Ireland is testimony to that. Controversies still surround the conditions the ECB imposed on its emergency loans, while new ones flare over its regulatory restrictions on mortgage lending (albeit devised and administered by the Central Bank of Ireland).

This is a different history from that of the US but the same forces are involved and they cannot be wished away. Prof Frieden quotes Mark Twain; "History does not repeat itself, but it does rhyme."

Like many American political observers, he is scathing about Europe's failure to come to grips with the consequences of its gigantic monetary project.

The EU is unique, and everything is being tried for the first time but, as he says, any union depends on the standing of its central authorities. The mishandling of the euro debt crisis has left that standing perilously low.

It took the USA 80 years to square the moral hazard of guaranteeing federal debt with a credible no-bailout rule for states.

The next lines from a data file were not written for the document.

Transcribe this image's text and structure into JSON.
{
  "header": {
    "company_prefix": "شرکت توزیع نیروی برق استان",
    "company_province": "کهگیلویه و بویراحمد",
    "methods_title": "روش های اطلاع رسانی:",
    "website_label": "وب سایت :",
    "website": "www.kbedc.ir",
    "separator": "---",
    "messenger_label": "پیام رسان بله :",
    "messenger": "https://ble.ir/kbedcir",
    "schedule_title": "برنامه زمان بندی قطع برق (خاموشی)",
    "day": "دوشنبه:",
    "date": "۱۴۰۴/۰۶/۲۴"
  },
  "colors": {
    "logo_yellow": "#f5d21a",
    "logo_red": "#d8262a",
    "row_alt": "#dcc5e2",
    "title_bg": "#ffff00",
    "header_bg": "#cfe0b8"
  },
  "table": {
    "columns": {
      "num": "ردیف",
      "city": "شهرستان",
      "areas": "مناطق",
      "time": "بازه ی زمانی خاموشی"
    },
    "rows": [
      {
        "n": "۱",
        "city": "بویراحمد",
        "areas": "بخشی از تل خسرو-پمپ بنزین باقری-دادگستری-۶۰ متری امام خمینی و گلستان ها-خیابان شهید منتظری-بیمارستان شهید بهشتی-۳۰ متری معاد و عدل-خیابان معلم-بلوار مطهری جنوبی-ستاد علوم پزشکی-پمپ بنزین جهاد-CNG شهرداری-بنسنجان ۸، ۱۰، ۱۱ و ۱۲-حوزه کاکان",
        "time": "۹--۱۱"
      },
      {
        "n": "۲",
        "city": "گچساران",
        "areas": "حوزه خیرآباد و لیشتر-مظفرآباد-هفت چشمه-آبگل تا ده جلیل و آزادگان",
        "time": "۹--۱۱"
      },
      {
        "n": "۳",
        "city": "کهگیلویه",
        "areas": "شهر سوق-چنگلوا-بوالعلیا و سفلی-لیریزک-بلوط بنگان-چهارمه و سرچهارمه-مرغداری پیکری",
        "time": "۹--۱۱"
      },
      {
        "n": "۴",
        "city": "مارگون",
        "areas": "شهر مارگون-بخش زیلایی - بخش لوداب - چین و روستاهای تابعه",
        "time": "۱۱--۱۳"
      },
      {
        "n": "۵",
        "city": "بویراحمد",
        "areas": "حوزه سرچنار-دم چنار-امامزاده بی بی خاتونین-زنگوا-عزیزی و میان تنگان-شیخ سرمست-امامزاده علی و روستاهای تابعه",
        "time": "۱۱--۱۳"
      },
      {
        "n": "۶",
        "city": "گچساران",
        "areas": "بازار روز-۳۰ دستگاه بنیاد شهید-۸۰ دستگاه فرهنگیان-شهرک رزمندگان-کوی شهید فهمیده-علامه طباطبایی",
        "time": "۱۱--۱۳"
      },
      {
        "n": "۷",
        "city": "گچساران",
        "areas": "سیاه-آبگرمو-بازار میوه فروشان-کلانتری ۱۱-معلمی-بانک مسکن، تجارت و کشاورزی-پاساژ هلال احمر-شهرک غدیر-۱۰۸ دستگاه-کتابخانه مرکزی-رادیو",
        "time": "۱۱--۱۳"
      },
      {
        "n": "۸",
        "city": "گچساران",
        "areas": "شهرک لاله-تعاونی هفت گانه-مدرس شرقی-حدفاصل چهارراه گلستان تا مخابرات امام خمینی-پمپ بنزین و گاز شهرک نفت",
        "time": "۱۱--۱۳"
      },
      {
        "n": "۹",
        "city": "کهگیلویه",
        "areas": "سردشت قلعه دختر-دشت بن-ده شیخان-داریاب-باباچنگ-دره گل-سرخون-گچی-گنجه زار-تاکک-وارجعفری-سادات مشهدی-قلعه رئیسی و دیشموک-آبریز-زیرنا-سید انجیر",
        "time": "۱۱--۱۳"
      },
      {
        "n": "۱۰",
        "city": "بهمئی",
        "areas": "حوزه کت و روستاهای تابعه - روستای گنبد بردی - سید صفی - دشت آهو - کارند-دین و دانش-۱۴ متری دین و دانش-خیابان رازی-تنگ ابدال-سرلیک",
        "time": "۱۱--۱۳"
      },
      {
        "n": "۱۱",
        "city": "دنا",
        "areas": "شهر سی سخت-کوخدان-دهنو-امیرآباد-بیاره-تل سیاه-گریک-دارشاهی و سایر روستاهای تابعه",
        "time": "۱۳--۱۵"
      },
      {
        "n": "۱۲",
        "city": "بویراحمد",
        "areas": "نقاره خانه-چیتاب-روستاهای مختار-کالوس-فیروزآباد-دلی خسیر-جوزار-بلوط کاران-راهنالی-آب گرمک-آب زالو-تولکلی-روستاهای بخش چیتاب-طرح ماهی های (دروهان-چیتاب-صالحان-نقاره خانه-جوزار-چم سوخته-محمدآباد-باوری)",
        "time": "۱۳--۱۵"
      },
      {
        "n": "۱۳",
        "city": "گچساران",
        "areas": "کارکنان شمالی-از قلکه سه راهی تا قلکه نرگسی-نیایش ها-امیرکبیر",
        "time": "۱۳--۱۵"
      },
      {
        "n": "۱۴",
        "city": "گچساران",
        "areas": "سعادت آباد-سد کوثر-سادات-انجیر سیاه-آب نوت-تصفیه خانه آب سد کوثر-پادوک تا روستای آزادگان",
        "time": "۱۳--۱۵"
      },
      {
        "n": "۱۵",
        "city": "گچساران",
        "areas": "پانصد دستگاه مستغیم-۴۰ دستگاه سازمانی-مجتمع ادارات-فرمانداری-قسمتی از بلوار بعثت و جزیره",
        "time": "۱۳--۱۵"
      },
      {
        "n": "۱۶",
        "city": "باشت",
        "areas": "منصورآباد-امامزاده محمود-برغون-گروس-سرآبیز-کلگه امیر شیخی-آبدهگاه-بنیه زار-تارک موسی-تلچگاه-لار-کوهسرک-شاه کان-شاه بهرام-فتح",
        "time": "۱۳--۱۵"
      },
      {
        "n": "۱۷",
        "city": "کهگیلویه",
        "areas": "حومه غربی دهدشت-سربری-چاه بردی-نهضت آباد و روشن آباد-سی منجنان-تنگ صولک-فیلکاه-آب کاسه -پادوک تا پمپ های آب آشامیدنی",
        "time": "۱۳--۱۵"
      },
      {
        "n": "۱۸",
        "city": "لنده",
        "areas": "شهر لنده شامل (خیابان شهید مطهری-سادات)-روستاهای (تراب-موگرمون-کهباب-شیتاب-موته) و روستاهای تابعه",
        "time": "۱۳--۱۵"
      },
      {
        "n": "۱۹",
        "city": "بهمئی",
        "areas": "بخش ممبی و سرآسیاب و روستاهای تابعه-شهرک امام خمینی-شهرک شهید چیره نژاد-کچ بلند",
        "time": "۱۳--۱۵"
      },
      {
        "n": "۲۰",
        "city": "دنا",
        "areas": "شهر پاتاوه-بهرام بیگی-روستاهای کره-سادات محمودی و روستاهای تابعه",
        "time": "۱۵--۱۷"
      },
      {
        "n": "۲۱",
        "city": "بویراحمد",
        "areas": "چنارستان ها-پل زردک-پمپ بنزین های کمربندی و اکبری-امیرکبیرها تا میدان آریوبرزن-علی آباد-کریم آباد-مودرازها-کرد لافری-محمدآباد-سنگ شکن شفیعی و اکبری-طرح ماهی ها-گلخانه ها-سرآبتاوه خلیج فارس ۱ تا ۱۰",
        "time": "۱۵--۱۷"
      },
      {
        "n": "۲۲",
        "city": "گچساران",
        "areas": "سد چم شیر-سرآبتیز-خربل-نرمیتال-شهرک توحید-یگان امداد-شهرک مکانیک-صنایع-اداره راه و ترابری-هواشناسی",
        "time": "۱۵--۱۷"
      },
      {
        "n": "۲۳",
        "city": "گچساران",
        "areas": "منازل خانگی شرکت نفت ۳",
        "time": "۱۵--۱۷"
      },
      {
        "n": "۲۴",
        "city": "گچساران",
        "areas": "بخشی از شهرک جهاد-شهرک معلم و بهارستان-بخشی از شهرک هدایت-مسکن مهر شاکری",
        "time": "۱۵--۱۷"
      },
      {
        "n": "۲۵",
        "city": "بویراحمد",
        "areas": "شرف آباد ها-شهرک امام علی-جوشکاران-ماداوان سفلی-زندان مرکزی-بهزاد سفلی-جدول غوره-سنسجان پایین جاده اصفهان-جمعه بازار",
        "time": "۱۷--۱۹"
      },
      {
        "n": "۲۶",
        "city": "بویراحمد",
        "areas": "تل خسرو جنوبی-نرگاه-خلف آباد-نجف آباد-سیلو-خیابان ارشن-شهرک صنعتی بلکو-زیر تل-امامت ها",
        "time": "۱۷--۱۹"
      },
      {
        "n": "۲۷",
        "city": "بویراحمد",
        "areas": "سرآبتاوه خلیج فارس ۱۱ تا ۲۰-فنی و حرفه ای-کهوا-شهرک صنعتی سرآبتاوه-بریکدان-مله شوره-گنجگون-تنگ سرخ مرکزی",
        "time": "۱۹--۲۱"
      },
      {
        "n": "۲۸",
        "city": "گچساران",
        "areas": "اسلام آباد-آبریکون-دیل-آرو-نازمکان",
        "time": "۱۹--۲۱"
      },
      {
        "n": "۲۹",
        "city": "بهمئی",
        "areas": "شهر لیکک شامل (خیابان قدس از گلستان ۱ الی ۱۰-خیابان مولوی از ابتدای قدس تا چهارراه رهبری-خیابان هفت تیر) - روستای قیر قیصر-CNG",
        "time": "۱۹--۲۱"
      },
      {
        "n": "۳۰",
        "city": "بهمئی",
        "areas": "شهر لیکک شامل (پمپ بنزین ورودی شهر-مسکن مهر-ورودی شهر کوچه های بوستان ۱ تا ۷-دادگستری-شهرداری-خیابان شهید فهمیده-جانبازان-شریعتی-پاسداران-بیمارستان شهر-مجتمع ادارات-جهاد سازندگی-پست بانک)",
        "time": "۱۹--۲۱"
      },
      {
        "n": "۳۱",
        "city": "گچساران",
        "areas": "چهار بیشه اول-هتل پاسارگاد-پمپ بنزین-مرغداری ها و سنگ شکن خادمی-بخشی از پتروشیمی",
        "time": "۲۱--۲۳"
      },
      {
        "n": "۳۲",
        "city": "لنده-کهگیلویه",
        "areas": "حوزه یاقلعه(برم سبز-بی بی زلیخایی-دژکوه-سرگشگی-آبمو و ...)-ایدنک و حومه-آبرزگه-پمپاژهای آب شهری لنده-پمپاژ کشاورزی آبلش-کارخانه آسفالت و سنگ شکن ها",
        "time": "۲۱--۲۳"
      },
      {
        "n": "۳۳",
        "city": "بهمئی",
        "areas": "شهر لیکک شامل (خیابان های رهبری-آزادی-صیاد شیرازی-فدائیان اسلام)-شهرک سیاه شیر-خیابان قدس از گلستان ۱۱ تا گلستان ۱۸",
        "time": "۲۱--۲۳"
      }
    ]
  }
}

It is still the stuff of daily politics, having returned in different form.

Europe's rulers refuse to have any union-guaranteed debt and rely on incomprehensible rules and the actions of a central bank with no clear remit to prevent future member state bankruptcies.

Europe does not have 80 years and cannot preserve the union by force, as Abraham Lincoln did. It needs to learn from others' experience, and do better, but this does not seem to be the case.

"The inability to come up with a serious approach to unsustainable debts has sapped the EU of most of its political credibility," Prof Frieden says.

This day week, we may well see the stark truth of that assertion.